Latest AI inference acceleration developments include WEKA's low-latency solutions, Intel's speculative decoding, and NVIDIA's serverless inference, aiming to improve performance, efficiency, and scalability in AI workloads.


In [23]:
# Example 2: Code Execution Capability
code_exec_query = "Write and execute Python code to calculate the sum of the first 10 prime numbers. Show the code and the result."
code_exec_result = compound_ai_example(code_exec_query)
display(Markdown(f"**Code Execution Result:**\n{code_exec_result}"))

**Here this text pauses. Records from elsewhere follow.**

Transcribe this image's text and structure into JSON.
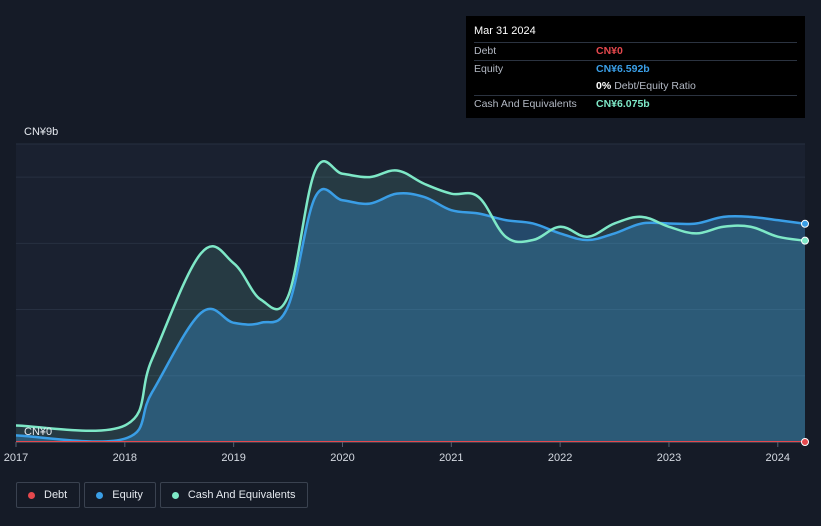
{
  "tooltip": {
    "date": "Mar 31 2024",
    "rows": [
      {
        "label": "Debt",
        "value": "CN¥0",
        "color": "#e5484d"
      },
      {
        "label": "Equity",
        "value": "CN¥6.592b",
        "color": "#3a9ee6"
      },
      {
        "label": "",
        "value": "0%",
        "extra": "Debt/Equity Ratio",
        "color": "#ffffff"
      },
      {
        "label": "Cash And Equivalents",
        "value": "CN¥6.075b",
        "color": "#7ee8c7"
      }
    ]
  },
  "chart_data": {
    "type": "area",
    "y_top_label": "CN¥9b",
    "y_bottom_label": "CN¥0",
    "ylim": [
      0,
      9
    ],
    "xlim": [
      2017.0,
      2024.25
    ],
    "x_tick_labels": [
      "2017",
      "2018",
      "2019",
      "2020",
      "2021",
      "2022",
      "2023",
      "2024"
    ],
    "x_tick_values": [
      2017,
      2018,
      2019,
      2020,
      2021,
      2022,
      2023,
      2024
    ],
    "series": [
      {
        "name": "Debt",
        "color": "#e5484d",
        "x": [
          2017.0,
          2024.25
        ],
        "values": [
          0,
          0
        ]
      },
      {
        "name": "Equity",
        "color": "#3a9ee6",
        "x": [
          2017.0,
          2018.0,
          2018.25,
          2018.7,
          2019.0,
          2019.25,
          2019.5,
          2019.75,
          2020.0,
          2020.25,
          2020.5,
          2020.75,
          2021.0,
          2021.25,
          2021.5,
          2021.75,
          2022.0,
          2022.25,
          2022.5,
          2022.75,
          2023.0,
          2023.25,
          2023.5,
          2023.75,
          2024.0,
          2024.25
        ],
        "values": [
          0.2,
          0.1,
          1.5,
          3.9,
          3.6,
          3.6,
          4.1,
          7.4,
          7.3,
          7.2,
          7.5,
          7.4,
          7.0,
          6.9,
          6.7,
          6.6,
          6.3,
          6.1,
          6.3,
          6.6,
          6.6,
          6.6,
          6.8,
          6.8,
          6.7,
          6.59
        ]
      },
      {
        "name": "Cash And Equivalents",
        "color": "#7ee8c7",
        "x": [
          2017.0,
          2018.0,
          2018.25,
          2018.7,
          2019.0,
          2019.25,
          2019.5,
          2019.75,
          2020.0,
          2020.25,
          2020.5,
          2020.75,
          2021.0,
          2021.25,
          2021.5,
          2021.75,
          2022.0,
          2022.25,
          2022.5,
          2022.75,
          2023.0,
          2023.25,
          2023.5,
          2023.75,
          2024.0,
          2024.25
        ],
        "values": [
          0.5,
          0.5,
          2.5,
          5.7,
          5.4,
          4.3,
          4.4,
          8.2,
          8.1,
          8.0,
          8.2,
          7.8,
          7.5,
          7.4,
          6.2,
          6.1,
          6.5,
          6.2,
          6.6,
          6.8,
          6.5,
          6.3,
          6.5,
          6.5,
          6.2,
          6.08
        ]
      }
    ],
    "legend_placement": "bottom-left",
    "grid": true
  },
  "legend": {
    "items": [
      {
        "label": "Debt",
        "color": "#e5484d"
      },
      {
        "label": "Equity",
        "color": "#3a9ee6"
      },
      {
        "label": "Cash And Equivalents",
        "color": "#7ee8c7"
      }
    ]
  }
}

**Code Execution Result:**
## Step 1: Define a function to check if a number is prime
To solve this problem, we first need a function that checks if a number is prime. A prime number is a natural number greater than 1 that has no positive divisors other than 1 and itself.

## Step 2: Initialize variables to track prime numbers and their sum
We will initialize an empty list to store the prime numbers and a variable to keep track of the sum.

## Step 3: Iterate through numbers to find prime numbers
We will start checking numbers from 2 (the first prime number) and continue until we have found 10 prime numbers.

## Step 4: Calculate the sum of the prime numbers
Once we have the list of the first 10 prime numbers, we will calculate their sum.

## Step 5: Execute the code
Let's execute the following Python code to find the sum of the first 10 prime numbers:


```python
def is_prime(n):
    if n <= 1:
        return False
    if n == 2:
        return True
    if n % 2 == 0:
        return False
    max_divisor = int(n**0.5) + 1
    for d in range(3, max_divisor, 2):
        if n % d == 0:
            return False
    return True

prime_numbers = []
num = 2
while len(prime_numbers) < 10:
    if is_prime(num):
        prime_numbers.append(num)
    num += 1

prime_sum = sum(prime_numbers)
print("The first 10 prime numbers are:", prime_numbers)
print("The sum of the first 10 prime numbers is:", prime_sum)
```

When you run this code, it will output the first 10 prime numbers and their sum. The first 10 prime numbers are: [2, 3, 5, 7, 11, 13, 17, 19, 23, 29]
The sum of the first 10 prime numbers is: 129 

The final answer is: $\boxed{129}$

## Performance Tips and Best Practices

### Model Selection Guide:
- **Moonshot Kimi K2**: Advanced open-source model, excels at multilingual and reasoning tasks
- **llama-3.1-8b-instant**: Fastest, best for simple tasks
- **llama-3.3-70b-versatile**: Best balance of speed and quality
- **compound-beta**: For research and complex reasoning

## Conclusion

Groq's LPU architecture revolutionizes AI inference with unprecedented speed while maintaining high quality. The combination of fast inference, comprehensive tool support, and OpenAI compatibility makes Groq ideal for building responsive, intelligent applications.